Liza looked particularly sour at the mention of Verity’s impending marriage. She couldn’t contain her hands any longer. Snatching one of the wreaths off the table, she began to untie Verity’s ribbons and rearrange them. Verity opened her mouth to object, then closed it. Liza’s work was sure to be better than her own.
“If your ankle pains you, take some of the medicine I gave you,” Aunt Clara continued. “Do you still have it?”
Verity hadn’t been able to find the packet her aunt had given her. She’d searched for it just last night, when her throbbing ankle had kept her awake. Even though she knew she’d look like a featherbrained fool, she had no intention of lying. “I—” she began.
The front door slammed. “Mama! Are you here? Liza!”
Samuel and Stephen burst into the parlor, tousled and dirty and indistinguishable. “Mama! Mama!” they cried in tandem.
“You’ll never guess—”
“—what happened to Piper!”
Aunt Clara eyed them over her cup of tea. “Is the blood dripping or gushing?” she asked, unperturbed.
“No blood, Mama! He was grabbed by bandits—”
“—but he got away!”
Liza reached out and cuffed the nearest twin in the ear. “What have we said about telling fibs?”
“Ow, Liza!”
“It ain’t a fib, neither!”
“It’s true!” Piper appeared in the doorway, his face flushed with excitement. “Two men grabbed me in the woods! They tried to catch Samuel and Stephen, but—”
“I went up a tree!” shouted one twin.
“And I got clean away!” hollered the other.
Aunt Clara frowned and set down her cup. “Are you telling me the truth?”
The twin who’d been in the tree pointed a finger at Piper. “The one with the scar picked him up and held him in the air—asked him where Papa has the treasure hidden!”
Their mother hissed in aggravation. “I should have known!”
“I kicked him in his ugly old mug!” Piper said proudly. “And he dropped me! I ran like the dickens and hollered I was gonna fetch the sheriff. Then they left Sam in the tree and run off in the woods.”
“Was it a scar across his eye, like this?” Verity drew a line with her finger across the corner of her left eye and down her cheek.
Piper wrinkled his brow and looked at Verity as though she’d lost her mind. “You mean Hawk? Nah, it weren’t him. This fellow had one side of his face all puckered.”
“Former soldiers, most likely,” Aunt Clara said. “It’s been like this ever since the war ended—people drifting through, looking for jobs.
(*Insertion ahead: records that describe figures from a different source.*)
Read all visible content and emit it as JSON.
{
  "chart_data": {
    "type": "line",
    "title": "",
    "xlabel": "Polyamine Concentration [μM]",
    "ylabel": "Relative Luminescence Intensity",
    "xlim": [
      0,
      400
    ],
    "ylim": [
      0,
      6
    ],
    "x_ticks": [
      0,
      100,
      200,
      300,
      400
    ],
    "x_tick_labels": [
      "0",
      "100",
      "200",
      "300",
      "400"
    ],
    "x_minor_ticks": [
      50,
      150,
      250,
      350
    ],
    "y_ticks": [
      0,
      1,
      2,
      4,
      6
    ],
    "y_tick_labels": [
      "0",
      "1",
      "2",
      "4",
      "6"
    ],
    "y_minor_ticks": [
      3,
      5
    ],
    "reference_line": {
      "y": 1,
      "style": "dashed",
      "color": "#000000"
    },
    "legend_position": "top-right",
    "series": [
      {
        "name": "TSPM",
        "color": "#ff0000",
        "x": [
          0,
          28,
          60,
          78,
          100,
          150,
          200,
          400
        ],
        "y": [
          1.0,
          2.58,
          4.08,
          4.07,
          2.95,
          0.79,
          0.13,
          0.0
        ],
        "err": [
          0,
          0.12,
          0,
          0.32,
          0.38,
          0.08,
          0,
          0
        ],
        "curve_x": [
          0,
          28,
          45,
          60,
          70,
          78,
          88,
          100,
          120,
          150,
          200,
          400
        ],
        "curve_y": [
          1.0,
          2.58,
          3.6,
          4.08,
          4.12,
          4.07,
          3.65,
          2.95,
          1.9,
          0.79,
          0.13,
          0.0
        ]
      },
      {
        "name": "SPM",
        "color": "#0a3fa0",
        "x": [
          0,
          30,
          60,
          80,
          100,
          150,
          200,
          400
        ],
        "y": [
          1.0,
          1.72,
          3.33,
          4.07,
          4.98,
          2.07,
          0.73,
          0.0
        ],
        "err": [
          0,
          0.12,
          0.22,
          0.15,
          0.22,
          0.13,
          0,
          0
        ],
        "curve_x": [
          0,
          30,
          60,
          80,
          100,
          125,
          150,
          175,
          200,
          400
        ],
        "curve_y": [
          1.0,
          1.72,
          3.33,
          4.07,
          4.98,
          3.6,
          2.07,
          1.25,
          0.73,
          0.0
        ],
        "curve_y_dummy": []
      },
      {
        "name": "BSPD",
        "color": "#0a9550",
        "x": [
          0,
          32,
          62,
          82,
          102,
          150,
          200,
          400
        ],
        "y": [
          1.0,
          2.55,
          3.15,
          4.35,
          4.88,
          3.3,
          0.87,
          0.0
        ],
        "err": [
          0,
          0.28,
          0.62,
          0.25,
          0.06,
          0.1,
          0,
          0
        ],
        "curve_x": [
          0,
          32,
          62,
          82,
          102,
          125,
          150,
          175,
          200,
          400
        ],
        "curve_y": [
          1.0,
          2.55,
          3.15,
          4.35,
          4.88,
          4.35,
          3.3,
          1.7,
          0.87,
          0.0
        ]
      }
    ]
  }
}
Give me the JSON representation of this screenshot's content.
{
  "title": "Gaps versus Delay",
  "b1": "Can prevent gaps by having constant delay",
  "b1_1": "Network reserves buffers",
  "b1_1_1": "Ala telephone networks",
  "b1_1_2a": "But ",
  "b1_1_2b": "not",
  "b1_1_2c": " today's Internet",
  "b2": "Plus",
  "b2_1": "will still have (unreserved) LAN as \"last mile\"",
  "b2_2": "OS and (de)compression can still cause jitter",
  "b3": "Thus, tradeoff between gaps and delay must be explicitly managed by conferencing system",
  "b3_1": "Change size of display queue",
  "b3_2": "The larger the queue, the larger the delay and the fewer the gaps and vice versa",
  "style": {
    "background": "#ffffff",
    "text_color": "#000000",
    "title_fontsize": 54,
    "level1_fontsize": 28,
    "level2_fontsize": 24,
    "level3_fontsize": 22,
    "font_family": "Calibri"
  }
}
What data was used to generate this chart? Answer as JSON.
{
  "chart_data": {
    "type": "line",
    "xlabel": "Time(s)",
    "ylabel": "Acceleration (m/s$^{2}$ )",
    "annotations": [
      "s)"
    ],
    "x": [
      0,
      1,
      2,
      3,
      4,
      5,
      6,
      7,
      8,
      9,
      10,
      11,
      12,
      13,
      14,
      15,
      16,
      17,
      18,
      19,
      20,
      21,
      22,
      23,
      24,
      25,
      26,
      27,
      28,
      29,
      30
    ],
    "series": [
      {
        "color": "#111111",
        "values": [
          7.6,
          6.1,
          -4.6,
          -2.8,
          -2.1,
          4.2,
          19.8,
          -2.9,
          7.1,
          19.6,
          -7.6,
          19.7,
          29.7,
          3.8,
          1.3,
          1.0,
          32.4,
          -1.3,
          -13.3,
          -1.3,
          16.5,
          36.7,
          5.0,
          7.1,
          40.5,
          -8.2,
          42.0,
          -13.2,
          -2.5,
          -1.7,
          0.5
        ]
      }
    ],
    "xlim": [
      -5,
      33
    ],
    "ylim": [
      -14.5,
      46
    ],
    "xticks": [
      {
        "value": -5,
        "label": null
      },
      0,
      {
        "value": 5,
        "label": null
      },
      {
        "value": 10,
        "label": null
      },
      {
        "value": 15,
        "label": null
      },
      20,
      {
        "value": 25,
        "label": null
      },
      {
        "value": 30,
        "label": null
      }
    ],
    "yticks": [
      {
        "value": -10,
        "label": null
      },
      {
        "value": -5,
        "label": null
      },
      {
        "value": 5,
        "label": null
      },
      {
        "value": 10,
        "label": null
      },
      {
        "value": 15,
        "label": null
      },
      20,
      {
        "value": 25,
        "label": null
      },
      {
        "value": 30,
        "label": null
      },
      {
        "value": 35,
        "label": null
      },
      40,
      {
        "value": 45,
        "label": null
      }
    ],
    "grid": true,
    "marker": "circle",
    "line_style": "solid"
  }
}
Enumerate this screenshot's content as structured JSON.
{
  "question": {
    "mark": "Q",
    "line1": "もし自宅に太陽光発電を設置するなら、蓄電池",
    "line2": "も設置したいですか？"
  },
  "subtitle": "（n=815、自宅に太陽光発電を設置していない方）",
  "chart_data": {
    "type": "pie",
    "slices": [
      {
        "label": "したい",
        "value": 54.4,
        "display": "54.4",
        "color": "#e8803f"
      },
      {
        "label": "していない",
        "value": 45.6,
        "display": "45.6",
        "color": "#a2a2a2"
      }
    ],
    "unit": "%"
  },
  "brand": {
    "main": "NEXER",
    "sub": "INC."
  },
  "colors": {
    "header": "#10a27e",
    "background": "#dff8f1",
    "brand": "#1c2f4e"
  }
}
Worse, some of them are deserters, can’t go home, and they’re mostly looking for wha
t they can steal—thinking a fortune is going to turn up at their feet.”
Verity wondered what her aunt thought of her husband’s youthful treasure-hunting days. “Like Revolutionary War gold?”
“Or Confederate silver,” Aunt Clara said. “Or a chest of Blackbeard’s jewels. According to the foolish and the ignorant, we’ve got everything stashed in these mountains except Queen Victoria’s crown.” She pierced her sons with her no-nonsense gaze. “Keep close to home and out of the woods for a few days. Drifters will pass on soon enough.”
Liza put the improved wreaths back on the table. She stood up and left the room, shooing the boys before her. Verity turned to her aunt and asked, “Who’s Hawk—the man with the scar across his eye?” Piper apparently knew the fellow who’d frightened her in the Shades.
“Hawk Poole. Where did you meet him?”
“In the woods. On the day I hurt my ankle.”
Her aunt nodded. “Hawk works for Dr. Robbins—keeps his horses and his carriage. I suppose he was with Jones when they found you.”
“What do you mean?”
“Hawk guides that apprentice through the swamp, to make sure he doesn’t get lost. That’s what they were doing when they found you, isn’t it?” asked Aunt Clara. “Collecting herbs?”